Go to the Dataflow Create job from template page.

Go to Create job from template

In the Job name field, enter a unique job name.
Optional: For Regional endpoint, select a value from the drop-down menu. The default region is us-central1.
For a list of regions where you can run a Dataflow job, see Dataflow locations.
From the Dataflow template drop-down menu, select the Cloud Spanner to Text Files on Cloud Storage template.
In the provided parameter fields, enter your parameter values.
Click Run job.

gcloud

In your shell or terminal, run the template:

gcloud dataflow jobs run JOB_NAME \
    --gcs-location gs://dataflow-templates-REGION_NAME/VERSION/Spanner_to_GCS_Text \
    --region REGION_NAME \
    --parameters \
spannerProjectId=SPANNER_PROJECT_ID,\
spannerDatabaseId=DATABASE_ID,\
spannerInstanceId=INSTANCE_ID,\
spannerTable=TABLE_ID,\
textWritePrefix=gs://BUCKET_NAME/output/

Replace the following:

JOB_NAME: a unique job name of your choice
VERSION: the version of the template that you want to use
You can use the following values:
- latest to use the latest version of the template, which is available in the non-dated parent folder in the bucket— gs://dataflow-templates-REGION_NAME/latest/
- the version name, like 2023-09-12-00_RC00, to use a specific version of the template, which can be found nested in the respective dated parent folder in the bucket— gs://dataflow-templates-REGION_NAME/
Caution: The latest version of templates might update with breaking changes. Your production environments should use templates kept in the most recent dated parent folder to prevent these breaking changes from affecting your production workflows.
REGION_NAME: the region where you want to deploy your Dataflow job—for example, us-central1
SPANNER_PROJECT_ID: the Google Cloud project ID of the Spanner database from which you want to read data
DATABASE_ID: the Spanner database ID
BUCKET_NAME: the name of your Cloud Storage bucket
INSTANCE_ID: the Spanner instance ID
TABLE_ID: the Spanner table ID

API

To run the template using the REST API, send an HTTP POST request. For more information on the API and its authorization scopes, see projects.templates.launch.
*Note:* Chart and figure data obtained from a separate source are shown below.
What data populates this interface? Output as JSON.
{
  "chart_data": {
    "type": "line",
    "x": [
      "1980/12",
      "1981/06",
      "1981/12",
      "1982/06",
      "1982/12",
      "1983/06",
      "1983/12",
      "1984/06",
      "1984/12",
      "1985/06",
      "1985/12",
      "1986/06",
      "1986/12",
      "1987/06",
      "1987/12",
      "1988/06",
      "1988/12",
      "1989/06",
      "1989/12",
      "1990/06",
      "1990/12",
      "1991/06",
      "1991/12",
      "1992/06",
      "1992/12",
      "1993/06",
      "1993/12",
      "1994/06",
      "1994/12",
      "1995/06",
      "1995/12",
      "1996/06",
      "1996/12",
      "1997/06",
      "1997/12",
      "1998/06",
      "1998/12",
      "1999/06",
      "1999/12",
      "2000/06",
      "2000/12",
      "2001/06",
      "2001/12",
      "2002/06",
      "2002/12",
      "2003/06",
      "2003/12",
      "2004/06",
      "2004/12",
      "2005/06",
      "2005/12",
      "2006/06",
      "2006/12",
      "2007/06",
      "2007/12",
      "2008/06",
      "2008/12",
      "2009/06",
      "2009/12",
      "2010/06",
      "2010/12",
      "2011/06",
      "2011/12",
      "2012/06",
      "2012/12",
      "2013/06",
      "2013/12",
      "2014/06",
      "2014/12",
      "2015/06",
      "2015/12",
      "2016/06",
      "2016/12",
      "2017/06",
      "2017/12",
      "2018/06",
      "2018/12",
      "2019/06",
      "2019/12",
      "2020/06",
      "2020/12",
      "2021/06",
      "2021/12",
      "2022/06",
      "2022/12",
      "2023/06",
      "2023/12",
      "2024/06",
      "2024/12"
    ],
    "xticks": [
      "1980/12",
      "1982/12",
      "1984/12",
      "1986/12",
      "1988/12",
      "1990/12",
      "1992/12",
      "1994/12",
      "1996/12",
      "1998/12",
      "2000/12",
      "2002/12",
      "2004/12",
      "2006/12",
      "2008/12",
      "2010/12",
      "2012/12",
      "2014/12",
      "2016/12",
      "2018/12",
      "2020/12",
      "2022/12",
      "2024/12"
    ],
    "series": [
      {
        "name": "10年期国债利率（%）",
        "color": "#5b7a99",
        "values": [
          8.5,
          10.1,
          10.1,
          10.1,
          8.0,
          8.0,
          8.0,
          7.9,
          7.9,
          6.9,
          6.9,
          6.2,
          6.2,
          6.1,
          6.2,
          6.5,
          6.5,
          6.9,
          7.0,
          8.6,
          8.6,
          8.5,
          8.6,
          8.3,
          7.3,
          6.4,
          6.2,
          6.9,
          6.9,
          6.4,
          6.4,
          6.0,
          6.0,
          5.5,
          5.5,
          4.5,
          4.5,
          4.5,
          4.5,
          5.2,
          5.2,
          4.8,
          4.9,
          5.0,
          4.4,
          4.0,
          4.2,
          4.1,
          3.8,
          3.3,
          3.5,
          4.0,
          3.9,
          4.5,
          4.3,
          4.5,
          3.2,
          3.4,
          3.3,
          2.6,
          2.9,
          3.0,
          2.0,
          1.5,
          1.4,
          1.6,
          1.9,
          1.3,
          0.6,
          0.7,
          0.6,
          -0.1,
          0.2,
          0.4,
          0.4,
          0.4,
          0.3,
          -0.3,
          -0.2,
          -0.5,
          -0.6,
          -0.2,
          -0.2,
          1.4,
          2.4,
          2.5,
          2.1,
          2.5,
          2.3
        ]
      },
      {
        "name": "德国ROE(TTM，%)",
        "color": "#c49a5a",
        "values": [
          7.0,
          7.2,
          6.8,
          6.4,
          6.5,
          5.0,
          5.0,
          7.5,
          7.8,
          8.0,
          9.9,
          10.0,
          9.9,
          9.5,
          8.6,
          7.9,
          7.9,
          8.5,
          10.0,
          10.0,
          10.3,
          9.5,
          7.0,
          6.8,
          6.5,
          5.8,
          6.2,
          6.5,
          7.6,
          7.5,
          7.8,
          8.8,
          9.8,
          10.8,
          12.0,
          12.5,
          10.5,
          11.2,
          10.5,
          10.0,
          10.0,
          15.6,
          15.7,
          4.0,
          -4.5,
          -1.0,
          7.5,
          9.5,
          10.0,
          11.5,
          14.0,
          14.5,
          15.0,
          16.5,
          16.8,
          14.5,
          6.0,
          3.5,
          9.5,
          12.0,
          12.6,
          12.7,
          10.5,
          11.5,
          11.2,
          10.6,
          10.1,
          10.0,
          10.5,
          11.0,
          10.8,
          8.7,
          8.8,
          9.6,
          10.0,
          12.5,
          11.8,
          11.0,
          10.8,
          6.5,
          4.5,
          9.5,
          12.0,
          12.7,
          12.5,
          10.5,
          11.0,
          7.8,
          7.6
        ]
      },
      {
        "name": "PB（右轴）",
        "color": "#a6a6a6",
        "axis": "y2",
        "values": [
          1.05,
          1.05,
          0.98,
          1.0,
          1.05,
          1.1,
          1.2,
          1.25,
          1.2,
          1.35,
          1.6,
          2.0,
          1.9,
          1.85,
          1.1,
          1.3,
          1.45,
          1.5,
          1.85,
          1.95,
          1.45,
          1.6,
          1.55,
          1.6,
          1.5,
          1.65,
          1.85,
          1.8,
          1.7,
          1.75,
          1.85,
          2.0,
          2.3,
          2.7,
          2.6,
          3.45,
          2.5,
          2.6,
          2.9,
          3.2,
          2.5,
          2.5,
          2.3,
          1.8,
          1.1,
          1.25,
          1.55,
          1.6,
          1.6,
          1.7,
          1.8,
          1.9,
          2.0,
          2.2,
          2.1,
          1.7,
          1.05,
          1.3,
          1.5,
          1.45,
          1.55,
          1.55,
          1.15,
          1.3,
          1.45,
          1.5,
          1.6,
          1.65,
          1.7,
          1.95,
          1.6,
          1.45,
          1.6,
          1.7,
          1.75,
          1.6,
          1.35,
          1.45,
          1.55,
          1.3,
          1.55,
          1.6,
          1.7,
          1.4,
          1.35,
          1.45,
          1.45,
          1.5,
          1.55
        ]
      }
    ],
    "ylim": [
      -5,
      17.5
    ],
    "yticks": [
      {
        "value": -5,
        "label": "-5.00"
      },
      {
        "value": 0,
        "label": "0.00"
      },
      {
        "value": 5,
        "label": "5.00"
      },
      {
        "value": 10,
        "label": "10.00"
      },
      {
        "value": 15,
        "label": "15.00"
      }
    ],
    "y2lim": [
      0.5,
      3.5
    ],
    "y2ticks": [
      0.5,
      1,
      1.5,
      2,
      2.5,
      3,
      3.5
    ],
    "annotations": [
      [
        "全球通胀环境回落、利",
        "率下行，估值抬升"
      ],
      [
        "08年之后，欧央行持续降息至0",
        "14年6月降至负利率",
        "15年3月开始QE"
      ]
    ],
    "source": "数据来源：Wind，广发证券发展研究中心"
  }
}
POST https://dataflow.googleapis.com/v1b3/projects/PROJECT_ID/locations/LOCATION/templates:launch?gcsPath=gs://dataflow-templates-LOCATION/VERSION/Spanner_to_GCS_Text
{
   "jobName": "JOB_NAME",
   "parameters": {
       "spannerProjectId": "SPANNER_PROJECT_ID",
       "spannerDatabaseId": "DATABASE_ID",
       "spannerInstanceId": "INSTANCE_ID",
       "spannerTable": "TABLE_ID",
       "textWritePrefix": "gs://BUCKET_NAME/output/"
   },
   "environment": { "zone": "us-central1-f" }
}